BT’s original owner, Banker’s Trust, sold the group to Deutsche Bank in the late 1990s. US-based Principal Financial Group then took control of BT, only to sell it to Westpac in 2002.

“We took our eye off the ball as well and delivered some pretty ordinary returns during that period of time,” Mr Coombe conceded.

“If you put those two together, it’s the perfect storm.”

Asked about the things he could control during the period – namely, the investment decisions – Mr Coombe was quick to point out BT delivered “great returns for many years” in the early 1990s.

“We may not have been overly transparent about what we did, but what we did delivered results,” he said.

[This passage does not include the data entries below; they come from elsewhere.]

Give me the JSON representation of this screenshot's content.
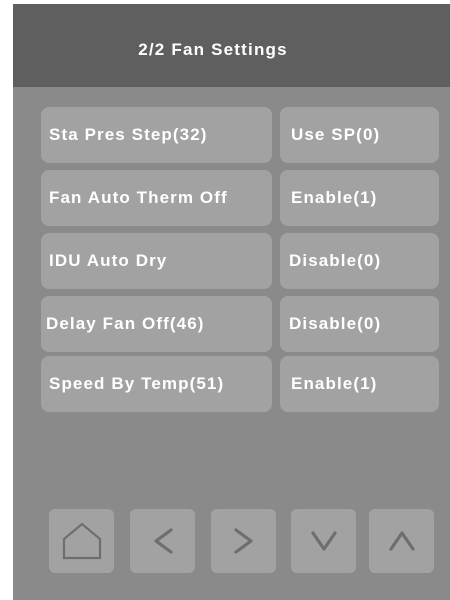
{
  "header": {
    "title": "2/2 Fan Settings"
  },
  "settings": [
    {
      "label": "Sta Pres Step(32)",
      "value": "Use SP(0)"
    },
    {
      "label": "Fan Auto Therm Off",
      "value": "Enable(1)"
    },
    {
      "label": "IDU Auto Dry",
      "value": "Disable(0)"
    },
    {
      "label": "Delay Fan Off(46)",
      "value": "Disable(0)"
    },
    {
      "label": "Speed By Temp(51)",
      "value": "Enable(1)"
    }
  ],
  "nav": {
    "home_icon": "home-icon",
    "prev_icon": "chevron-left-icon",
    "next_icon": "chevron-right-icon",
    "down_icon": "chevron-down-icon",
    "up_icon": "chevron-up-icon"
  },
  "colors": {
    "panel_background": "#8a8a8a",
    "header_background": "#5f5f5f",
    "button_background": "#a2a2a2",
    "text": "#ffffff",
    "icon": "#6e6e6e"
  }
}
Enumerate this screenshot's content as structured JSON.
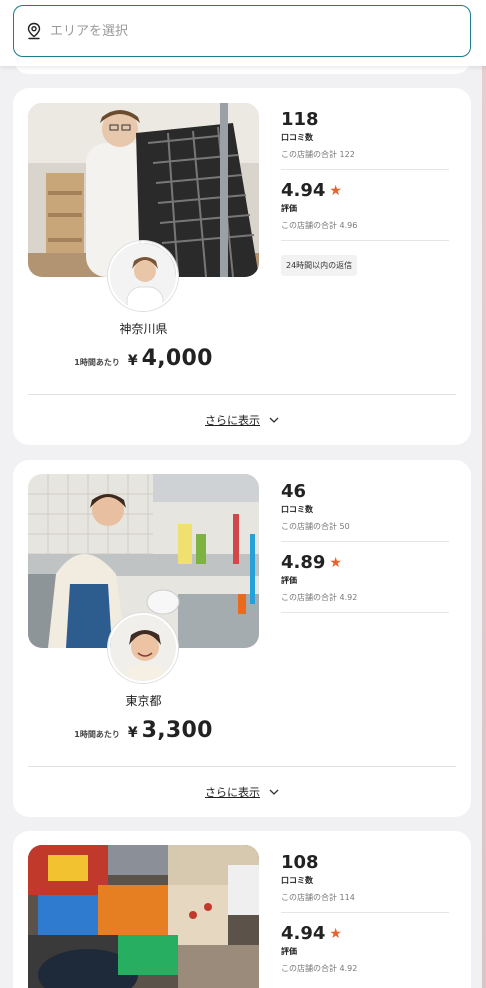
{
  "search": {
    "placeholder": "エリアを選択"
  },
  "colors": {
    "accent": "#1f7a8c",
    "star": "#e8622b"
  },
  "listings": [
    {
      "location": "神奈川県",
      "price_unit": "1時間あたり",
      "currency": "¥",
      "price": "4,000",
      "reviews": {
        "count": "118",
        "label": "口コミ数",
        "store_total": "この店舗の合計 122"
      },
      "rating": {
        "value": "4.94",
        "label": "評価",
        "store_total": "この店舗の合計 4.96"
      },
      "badge": "24時間以内の返信",
      "more_label": "さらに表示"
    },
    {
      "location": "東京都",
      "price_unit": "1時間あたり",
      "currency": "¥",
      "price": "3,300",
      "reviews": {
        "count": "46",
        "label": "口コミ数",
        "store_total": "この店舗の合計 50"
      },
      "rating": {
        "value": "4.89",
        "label": "評価",
        "store_total": "この店舗の合計 4.92"
      },
      "more_label": "さらに表示"
    },
    {
      "reviews": {
        "count": "108",
        "label": "口コミ数",
        "store_total": "この店舗の合計 114"
      },
      "rating": {
        "value": "4.94",
        "label": "評価",
        "store_total": "この店舗の合計 4.92"
      }
    }
  ],
  "icons": {
    "location": "map-pin-icon",
    "star": "star-icon",
    "chevron": "chevron-down-icon"
  }
}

However, the group began to change its processes “quite substantially” to “suit the requirements of the research houses” in the late 1990s, Mr Coombe said.

“It cut against the philosophy and grain of the people that were managing money and it ultimately resulted in some fairly poor performance,” he admitted.

“I’m not blaming the research houses – we decided that this was the game [to play].”

During the early 1990s, BT would have received the FUM regardless of whether its funds were rated, he said.

“Then the whole research industry started to buy in towards the late ‘90s and we started to tailor the way we managed money to get the ‘tick’,” Mr Coombe said.

“That was a bad thing – we should have stuck to our knitting.”

Mr Serhan also asked Mr Coombe about the ill-fated BT Time fund (now know as the BT Technology Fund) which was launched at the height of the technology bubble in 2000.

Mr Coombe said he took “full responsibility” for the launch of the fund at the time, adding that it was the “wrong decision”.

“We had always avoided launching funds that were cyclical – we believed in product integrity – that is, products that would have relevance throughout cycles and wouldn’t end up… creating pain for investors,” he said.

“Clearly [the Time Fund] cut against that philosophy.”

But the launch of the fund was also down to the growing influence of the sales and marketing side of the BT business at the time, he added.

“I’m not saying that the money managers didn’t want to launch this fund – they clearly did. But it was being driven by the sales and marketing side of the business and I think that reflected a bit of a cultural change that was happening in BT at that time,” Mr Coombe said.

“It coincided with changing investment [processes]. The way we invested was more in line with what the research houses wanted.

“[Launching the fund was a] mistake. But having said that, we had been resisting launching it for one or two years and then we capitulated,” said Mr Coombe.

“The day we capitulated and launched it was the peak of the tech boom – the exact day.”

Mr Coombe described the Time Fund as “horrific” because BT saw a large amount of flows into it immediately.

“We took maybe four to five hundred million dollars in a two to three-month period,” he said.